Creato il 09 novembre 2013 da Rosebudgiornalismo @RosebudGiornali

465px-JohnLockedi Salvatore Daniele. E’ possibile valutare oggettivamente il livello di conoscenza di un soggetto? In linea di principio, la risposta è affermativa.


Cominciamo col definire operativamente la conoscenza come la capacità di formulare o riconoscere proposizioni vere di un dato universo di discorso. Per ‘proposizione’ intendiamo un’asserzione dotata di senso, oggetto, dunque, di comprensione per chi la formula o la riconosce come vera. Possiamo calcolare, allora, la percentuale di tali proposizioni su un insieme scelto come campione rappresentativo dell’universo in questione e stabilire un ranking (gradiente) di valori percentuali che rappresentino i vari livelli di conoscenza, per esempio da ‘insoddisfacente’ ad ‘ottimo’. Ossia, in altre parole, possiamo valutare le conoscenze di un soggetto in base alle risposte esatte date ai quesiti posti da un questionario. Non esclusivamente in base al loro numero ‘grezzo’, perché potremmo anche attribuire ad alcune risposte un ‘peso’ diverso, maggiore o minore:rationes non modo sunt numerandae, sed etiam ponderandae. Come e chi definisce un campione rappresentativo? E’ un problema importante in un’ottica di ‘oggettività’, ma si può rispondere: coloro che sono istituzionalmente esperti in materia. L’elaborazione dei dati, inoltre, dovrà essere conforme alle regole procedurali della statistica. Anche questo problema, non meno importante, può essere risolto dai competenti del settore.

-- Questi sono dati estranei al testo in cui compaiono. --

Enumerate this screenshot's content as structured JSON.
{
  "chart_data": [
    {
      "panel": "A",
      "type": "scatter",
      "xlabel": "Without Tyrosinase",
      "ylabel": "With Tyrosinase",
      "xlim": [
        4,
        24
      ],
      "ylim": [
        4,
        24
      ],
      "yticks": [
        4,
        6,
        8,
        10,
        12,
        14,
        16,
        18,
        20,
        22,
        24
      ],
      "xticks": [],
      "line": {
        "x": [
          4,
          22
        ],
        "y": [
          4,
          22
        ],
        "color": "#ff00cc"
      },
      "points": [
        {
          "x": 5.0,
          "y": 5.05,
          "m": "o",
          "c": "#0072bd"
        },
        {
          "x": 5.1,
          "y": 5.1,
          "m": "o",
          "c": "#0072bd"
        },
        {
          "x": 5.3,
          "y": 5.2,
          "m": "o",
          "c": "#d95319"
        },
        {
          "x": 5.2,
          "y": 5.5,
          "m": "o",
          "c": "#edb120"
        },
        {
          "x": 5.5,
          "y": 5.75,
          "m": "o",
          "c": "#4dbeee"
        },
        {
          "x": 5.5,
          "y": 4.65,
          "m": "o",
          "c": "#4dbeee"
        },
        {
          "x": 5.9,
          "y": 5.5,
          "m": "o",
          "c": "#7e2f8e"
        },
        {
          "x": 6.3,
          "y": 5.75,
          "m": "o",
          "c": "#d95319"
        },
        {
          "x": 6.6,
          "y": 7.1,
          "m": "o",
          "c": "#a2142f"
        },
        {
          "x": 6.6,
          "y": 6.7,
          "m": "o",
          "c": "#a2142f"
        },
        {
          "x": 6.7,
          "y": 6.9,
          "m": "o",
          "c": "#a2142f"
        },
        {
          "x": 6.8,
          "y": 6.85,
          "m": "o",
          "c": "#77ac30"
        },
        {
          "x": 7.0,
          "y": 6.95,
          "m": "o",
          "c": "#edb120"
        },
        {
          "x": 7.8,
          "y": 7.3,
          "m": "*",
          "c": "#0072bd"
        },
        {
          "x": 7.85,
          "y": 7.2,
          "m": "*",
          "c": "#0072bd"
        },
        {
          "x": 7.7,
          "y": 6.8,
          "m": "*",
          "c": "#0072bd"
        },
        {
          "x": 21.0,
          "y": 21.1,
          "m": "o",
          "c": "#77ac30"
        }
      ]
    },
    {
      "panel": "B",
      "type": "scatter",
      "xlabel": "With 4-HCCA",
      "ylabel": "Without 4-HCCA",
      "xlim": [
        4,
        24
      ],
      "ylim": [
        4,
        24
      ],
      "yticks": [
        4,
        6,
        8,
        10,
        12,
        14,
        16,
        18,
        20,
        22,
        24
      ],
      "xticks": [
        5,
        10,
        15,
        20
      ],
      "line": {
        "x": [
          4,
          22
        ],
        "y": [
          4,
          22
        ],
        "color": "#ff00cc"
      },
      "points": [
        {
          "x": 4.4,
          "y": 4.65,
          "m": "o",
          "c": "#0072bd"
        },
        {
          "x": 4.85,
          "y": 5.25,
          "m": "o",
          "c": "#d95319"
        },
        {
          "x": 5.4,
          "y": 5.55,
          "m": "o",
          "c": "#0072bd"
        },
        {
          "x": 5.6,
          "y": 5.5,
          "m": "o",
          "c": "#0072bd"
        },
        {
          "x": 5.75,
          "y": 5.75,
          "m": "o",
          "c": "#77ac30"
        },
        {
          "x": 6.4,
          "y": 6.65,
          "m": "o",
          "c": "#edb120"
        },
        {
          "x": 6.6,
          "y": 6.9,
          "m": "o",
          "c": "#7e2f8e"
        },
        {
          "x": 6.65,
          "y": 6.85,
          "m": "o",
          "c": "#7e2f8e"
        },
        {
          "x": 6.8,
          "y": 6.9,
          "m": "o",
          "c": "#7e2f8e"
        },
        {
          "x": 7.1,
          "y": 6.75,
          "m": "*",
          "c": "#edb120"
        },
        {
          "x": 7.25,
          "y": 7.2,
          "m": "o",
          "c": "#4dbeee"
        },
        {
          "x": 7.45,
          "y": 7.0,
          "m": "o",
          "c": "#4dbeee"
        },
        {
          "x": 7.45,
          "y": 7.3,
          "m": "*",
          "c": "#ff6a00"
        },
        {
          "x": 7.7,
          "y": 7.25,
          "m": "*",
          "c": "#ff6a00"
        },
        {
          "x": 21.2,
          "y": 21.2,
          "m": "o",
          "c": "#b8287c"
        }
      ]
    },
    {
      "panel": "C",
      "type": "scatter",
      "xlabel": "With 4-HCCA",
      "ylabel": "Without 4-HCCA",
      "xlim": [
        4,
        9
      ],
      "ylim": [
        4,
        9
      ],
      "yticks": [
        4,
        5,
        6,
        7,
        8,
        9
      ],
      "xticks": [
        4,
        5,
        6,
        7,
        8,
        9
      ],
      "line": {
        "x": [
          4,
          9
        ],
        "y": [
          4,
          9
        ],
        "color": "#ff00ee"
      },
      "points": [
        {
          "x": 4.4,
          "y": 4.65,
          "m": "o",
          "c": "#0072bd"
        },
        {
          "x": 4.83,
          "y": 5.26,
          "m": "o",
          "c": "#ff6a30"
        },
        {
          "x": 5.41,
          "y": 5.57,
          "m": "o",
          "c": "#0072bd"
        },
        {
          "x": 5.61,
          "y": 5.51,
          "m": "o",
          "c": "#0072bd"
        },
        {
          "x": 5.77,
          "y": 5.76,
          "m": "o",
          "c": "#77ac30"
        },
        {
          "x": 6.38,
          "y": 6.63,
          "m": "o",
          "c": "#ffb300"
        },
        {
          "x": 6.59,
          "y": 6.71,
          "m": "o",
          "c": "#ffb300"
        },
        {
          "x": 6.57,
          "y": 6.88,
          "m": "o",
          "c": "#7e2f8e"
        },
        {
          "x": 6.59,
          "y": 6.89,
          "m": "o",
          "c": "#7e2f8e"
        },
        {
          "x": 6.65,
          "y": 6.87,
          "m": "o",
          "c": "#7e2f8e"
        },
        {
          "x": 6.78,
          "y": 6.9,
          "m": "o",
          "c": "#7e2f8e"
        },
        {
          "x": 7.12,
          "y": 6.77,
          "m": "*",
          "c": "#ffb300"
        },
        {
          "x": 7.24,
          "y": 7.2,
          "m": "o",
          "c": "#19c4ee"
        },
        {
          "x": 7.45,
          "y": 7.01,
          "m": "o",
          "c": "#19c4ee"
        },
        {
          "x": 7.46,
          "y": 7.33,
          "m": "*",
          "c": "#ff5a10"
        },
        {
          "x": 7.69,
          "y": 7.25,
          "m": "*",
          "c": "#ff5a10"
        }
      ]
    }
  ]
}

Proviamo ad eseguire una sorta di ‘esperimento quasi-mentale’e costruiamo un ipotetico questionario con le relative risposte alle domande formulate. Sia i quesiti che le soluzioni valgono come modelli.[1]
Consideriamo l’universo di discorso Usf ‘storia della filosofia’.
D1:“Chi è l’autore del Saggio sull’intelletto umano e in che anno l’opera fu pubblicata?”
R1:“L’autore è John Locke e l’opera venne edita nel 1690.”
D2:“Quali mali dell’animo umano cura il quadrifarmaco di Epicuro?”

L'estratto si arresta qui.